Monday, Mar. 28, 1927

Republic Supervised

Last week as President Borno, of Haiti, heard the combined U. S. fleet boom out the full presidential salute of 21 guns in his honor Brigadier General John H. Russell, U. S. High Commissioner of Haiti, quietly sent his annual report to Secretary of State Kellogg at Washington. Praise he gave to President Borno's administration; his report on the judicial system was less favorable, more revealing. "Trials by jury" he said, "are farcical. The jury is always opposed to the government. . . " The customs receipts had increased, he reported, under U. S. supervision. Meanwhile at the Haitian border, Negro gendarmes under the command of U. S. onetime marines, waited in vain to arrest U. S. Senator King who announced he would not try to enter the country over President Borno's ban (TIME, March 21).

Puzzled U. S. citizens pondered. The Department of State had said: "Haiti is a sovereign republic." Thus, the U. S. expressed its inability to persuade President Borno to allow Senator King to enter on his tour of investigation.

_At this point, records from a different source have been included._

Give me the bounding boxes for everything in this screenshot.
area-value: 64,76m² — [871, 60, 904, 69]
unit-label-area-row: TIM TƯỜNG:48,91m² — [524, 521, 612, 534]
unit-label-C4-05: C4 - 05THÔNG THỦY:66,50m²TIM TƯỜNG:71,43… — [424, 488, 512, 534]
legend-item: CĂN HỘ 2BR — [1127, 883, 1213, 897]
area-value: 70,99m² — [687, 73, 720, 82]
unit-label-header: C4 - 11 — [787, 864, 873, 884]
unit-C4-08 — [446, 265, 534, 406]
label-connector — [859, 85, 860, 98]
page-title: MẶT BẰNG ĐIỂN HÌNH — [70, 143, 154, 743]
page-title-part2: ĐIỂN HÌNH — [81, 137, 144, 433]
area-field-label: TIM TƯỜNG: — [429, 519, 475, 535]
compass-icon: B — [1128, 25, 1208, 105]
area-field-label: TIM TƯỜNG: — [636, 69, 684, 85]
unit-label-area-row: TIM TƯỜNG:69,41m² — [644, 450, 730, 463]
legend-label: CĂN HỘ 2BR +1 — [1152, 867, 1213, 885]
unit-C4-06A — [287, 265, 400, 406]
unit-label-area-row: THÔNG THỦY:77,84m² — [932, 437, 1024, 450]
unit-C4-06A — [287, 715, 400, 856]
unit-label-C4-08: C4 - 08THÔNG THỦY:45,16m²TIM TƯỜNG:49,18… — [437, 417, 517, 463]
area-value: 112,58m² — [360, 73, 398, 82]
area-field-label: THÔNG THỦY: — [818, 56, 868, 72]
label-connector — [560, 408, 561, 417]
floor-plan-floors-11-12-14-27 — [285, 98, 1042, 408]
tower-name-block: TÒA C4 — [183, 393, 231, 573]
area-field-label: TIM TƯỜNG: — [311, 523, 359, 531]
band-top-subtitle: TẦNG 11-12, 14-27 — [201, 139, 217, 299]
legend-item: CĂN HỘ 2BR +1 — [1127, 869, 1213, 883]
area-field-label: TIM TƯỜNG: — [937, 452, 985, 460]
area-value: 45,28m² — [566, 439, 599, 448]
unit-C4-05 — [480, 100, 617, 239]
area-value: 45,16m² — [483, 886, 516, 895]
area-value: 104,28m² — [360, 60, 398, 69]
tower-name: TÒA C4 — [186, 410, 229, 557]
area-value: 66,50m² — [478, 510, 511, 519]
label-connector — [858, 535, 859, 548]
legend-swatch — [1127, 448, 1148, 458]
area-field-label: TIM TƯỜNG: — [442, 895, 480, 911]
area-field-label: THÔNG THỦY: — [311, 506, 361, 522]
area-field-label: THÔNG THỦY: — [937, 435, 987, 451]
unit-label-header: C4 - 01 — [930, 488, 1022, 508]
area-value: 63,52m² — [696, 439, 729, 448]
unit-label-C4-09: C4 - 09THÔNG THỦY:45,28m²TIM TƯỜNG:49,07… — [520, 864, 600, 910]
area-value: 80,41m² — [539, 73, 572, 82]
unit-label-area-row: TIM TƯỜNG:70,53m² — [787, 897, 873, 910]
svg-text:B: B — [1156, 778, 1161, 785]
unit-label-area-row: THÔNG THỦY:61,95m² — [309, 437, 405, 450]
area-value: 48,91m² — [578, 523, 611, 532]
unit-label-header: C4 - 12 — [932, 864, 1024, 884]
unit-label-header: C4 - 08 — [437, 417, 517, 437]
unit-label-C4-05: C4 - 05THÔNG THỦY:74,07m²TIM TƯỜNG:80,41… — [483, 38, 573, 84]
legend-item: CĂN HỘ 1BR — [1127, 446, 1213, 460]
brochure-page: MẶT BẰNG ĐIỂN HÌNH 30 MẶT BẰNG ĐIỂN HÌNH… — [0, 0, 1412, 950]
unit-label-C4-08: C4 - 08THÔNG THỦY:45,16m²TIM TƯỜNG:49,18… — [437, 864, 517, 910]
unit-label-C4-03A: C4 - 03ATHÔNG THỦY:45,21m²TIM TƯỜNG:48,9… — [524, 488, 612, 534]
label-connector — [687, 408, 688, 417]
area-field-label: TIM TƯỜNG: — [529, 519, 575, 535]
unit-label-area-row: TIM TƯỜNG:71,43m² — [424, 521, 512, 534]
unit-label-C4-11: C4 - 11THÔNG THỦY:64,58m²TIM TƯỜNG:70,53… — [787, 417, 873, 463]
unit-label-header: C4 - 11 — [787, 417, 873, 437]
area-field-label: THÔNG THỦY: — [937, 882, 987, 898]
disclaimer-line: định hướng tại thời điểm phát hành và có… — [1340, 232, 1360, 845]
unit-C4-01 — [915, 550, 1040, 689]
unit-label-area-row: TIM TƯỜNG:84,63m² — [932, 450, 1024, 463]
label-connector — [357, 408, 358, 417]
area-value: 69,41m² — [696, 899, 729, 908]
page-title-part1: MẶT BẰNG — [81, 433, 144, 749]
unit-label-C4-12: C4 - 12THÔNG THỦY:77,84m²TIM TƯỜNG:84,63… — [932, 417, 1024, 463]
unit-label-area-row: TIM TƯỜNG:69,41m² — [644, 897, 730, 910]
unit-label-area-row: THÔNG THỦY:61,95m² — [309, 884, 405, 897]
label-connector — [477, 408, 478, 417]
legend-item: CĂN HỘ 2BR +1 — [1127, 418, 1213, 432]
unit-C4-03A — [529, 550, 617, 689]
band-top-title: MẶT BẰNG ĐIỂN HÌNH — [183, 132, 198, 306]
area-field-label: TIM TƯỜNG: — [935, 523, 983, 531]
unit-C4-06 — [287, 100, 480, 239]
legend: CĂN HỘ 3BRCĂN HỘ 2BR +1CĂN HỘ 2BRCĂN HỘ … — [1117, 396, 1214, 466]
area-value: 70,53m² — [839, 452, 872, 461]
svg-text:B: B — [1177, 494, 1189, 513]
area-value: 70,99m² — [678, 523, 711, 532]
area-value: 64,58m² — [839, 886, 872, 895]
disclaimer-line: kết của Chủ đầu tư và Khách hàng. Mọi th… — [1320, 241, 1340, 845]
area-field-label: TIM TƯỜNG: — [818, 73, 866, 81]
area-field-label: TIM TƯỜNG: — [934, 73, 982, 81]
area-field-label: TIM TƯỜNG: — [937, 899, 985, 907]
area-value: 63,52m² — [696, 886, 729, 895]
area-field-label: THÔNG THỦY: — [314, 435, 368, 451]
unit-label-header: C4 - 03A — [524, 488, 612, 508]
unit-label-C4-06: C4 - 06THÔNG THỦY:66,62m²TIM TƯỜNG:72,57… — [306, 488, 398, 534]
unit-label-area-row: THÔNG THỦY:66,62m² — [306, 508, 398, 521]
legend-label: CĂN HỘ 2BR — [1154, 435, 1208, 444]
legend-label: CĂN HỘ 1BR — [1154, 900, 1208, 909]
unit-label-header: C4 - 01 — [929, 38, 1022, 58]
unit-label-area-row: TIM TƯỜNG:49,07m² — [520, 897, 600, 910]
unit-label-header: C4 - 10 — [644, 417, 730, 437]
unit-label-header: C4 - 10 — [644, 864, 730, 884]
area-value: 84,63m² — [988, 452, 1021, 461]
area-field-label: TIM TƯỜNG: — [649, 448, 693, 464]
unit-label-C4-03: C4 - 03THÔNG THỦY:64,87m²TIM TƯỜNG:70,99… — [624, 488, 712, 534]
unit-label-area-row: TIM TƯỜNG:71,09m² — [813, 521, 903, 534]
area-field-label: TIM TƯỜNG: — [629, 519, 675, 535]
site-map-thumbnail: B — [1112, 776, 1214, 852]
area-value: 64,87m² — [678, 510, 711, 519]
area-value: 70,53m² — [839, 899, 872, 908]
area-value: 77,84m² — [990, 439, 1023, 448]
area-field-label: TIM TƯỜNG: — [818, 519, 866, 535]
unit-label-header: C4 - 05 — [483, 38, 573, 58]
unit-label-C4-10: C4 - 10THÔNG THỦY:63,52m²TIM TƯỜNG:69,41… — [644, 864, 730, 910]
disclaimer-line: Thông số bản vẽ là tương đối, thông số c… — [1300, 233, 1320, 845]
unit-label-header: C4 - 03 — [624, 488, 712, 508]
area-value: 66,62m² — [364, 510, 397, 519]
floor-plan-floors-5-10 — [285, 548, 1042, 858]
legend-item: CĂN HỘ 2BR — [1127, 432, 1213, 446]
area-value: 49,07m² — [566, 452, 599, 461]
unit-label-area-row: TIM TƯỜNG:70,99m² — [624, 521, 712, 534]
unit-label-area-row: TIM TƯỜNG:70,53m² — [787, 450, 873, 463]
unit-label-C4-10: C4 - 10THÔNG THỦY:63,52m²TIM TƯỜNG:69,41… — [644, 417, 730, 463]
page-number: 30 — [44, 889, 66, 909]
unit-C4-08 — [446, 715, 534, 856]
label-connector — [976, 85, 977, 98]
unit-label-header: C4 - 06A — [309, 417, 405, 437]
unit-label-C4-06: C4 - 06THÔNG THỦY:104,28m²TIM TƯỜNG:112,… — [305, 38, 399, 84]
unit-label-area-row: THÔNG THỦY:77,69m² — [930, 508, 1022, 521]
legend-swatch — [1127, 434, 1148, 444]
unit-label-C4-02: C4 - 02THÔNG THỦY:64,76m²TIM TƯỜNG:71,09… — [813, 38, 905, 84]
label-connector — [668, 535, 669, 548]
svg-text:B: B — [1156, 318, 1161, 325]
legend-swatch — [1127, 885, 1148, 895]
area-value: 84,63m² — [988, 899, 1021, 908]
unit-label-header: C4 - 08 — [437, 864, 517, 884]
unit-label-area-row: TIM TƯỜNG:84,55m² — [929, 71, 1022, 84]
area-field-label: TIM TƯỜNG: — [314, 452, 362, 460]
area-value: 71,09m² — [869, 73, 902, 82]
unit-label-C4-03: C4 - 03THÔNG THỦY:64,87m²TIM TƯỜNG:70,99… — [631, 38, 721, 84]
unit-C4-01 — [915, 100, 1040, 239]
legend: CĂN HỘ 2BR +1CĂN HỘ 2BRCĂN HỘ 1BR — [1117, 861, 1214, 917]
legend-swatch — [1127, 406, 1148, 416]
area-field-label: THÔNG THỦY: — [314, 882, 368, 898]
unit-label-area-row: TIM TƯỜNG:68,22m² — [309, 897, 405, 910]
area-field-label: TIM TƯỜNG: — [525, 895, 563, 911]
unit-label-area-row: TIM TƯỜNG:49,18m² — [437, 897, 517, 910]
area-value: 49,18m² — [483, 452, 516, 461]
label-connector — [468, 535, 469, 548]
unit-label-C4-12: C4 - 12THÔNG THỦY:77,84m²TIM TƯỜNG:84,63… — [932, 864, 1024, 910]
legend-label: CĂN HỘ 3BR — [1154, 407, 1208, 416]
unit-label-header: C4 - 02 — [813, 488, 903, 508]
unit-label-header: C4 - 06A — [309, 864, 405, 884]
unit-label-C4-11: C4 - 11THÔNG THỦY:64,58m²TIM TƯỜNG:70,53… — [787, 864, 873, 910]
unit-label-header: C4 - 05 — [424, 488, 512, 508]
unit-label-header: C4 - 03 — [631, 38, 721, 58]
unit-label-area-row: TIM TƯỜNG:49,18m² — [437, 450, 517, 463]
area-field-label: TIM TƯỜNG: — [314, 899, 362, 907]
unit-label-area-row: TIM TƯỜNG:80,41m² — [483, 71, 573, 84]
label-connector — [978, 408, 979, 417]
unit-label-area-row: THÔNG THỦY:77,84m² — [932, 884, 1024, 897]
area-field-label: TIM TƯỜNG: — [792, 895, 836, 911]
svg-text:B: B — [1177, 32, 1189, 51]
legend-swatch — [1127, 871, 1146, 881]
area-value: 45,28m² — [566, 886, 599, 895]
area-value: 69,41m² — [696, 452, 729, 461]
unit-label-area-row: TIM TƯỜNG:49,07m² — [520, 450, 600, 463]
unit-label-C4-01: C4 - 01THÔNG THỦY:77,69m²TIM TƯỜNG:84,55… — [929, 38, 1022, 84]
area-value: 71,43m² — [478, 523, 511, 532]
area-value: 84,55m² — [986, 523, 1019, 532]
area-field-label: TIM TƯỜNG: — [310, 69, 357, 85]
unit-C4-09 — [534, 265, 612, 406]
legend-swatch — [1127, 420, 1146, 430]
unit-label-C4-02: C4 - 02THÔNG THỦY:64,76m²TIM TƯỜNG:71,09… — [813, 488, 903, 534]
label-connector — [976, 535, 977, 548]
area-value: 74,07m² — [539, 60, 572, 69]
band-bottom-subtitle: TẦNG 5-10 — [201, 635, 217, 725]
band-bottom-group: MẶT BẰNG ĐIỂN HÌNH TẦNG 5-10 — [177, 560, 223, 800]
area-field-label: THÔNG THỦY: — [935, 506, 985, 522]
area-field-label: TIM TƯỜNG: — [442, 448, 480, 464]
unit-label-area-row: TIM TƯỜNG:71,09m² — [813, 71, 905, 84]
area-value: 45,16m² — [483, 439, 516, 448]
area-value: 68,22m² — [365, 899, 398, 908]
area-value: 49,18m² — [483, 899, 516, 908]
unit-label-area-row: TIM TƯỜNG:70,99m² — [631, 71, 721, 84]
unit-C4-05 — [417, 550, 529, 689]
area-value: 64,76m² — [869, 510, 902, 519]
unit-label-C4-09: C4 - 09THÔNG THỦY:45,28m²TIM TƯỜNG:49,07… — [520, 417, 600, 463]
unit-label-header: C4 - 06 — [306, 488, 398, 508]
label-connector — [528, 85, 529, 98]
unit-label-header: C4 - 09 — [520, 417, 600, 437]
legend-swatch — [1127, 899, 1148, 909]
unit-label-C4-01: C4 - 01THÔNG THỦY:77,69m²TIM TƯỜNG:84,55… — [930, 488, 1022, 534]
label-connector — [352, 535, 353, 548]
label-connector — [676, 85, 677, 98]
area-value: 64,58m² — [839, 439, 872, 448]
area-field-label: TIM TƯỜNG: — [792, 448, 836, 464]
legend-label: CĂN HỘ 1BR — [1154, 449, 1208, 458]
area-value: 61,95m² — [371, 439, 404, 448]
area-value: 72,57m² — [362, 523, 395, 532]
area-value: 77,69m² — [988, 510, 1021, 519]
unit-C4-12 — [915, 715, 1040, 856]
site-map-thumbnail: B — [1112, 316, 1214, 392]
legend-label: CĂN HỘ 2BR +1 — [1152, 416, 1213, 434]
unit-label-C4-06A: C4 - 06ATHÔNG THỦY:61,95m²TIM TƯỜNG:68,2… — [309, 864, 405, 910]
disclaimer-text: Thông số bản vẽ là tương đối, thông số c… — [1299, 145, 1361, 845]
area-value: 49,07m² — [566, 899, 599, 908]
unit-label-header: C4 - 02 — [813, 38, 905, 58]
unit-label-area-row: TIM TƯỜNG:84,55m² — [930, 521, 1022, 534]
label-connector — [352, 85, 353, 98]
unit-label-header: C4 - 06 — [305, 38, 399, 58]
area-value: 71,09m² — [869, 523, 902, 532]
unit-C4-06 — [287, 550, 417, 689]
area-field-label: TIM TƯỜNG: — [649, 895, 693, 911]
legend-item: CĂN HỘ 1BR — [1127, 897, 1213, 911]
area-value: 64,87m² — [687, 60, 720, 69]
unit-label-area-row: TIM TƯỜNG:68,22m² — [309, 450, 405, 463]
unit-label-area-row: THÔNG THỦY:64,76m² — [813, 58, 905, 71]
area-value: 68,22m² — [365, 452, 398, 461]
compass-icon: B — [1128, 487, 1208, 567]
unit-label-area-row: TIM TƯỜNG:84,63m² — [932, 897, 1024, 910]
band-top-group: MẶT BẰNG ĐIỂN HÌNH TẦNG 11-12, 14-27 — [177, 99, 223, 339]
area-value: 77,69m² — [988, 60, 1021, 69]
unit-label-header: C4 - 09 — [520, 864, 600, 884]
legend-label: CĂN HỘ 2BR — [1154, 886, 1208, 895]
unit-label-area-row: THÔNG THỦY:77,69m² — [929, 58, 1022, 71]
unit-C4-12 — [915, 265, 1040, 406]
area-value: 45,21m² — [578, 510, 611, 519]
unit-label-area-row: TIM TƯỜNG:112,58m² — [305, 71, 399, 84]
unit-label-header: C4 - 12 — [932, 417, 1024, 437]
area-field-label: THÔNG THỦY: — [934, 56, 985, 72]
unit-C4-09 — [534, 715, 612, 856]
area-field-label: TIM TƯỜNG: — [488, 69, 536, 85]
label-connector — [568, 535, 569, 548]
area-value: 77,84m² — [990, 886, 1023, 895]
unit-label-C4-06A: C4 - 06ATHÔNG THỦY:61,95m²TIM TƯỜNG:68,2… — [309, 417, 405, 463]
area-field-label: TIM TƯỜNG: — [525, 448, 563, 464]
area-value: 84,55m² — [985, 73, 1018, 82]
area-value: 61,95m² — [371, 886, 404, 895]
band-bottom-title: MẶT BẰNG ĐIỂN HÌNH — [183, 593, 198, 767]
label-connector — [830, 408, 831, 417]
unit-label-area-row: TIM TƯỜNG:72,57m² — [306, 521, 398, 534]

But, citizens argued, a U. S. High Commissioner passes judgment on President Borno's administration, the U. S. controls Haiti's customs, one-time U. S. marines command Haiti's gendarmerie.*

And though Haiti's juries are filled with men hostile to the government and to the President, Mr. Borno remains in power. Is it possible, they asked, that Senator King is right, that "Commissioner Russell is the power in Haiti," that there is there "an American bayonet rule"?

* The Republic of Haiti, a onetime French colony, was proclaimed independent Jan. 1, 1804 It is now governed by a constitution [ratified June 12, 1918]. In November, 1915 the Haiti Congress ratified a treaty with the U. S. that established a virtual U. S. protectorate.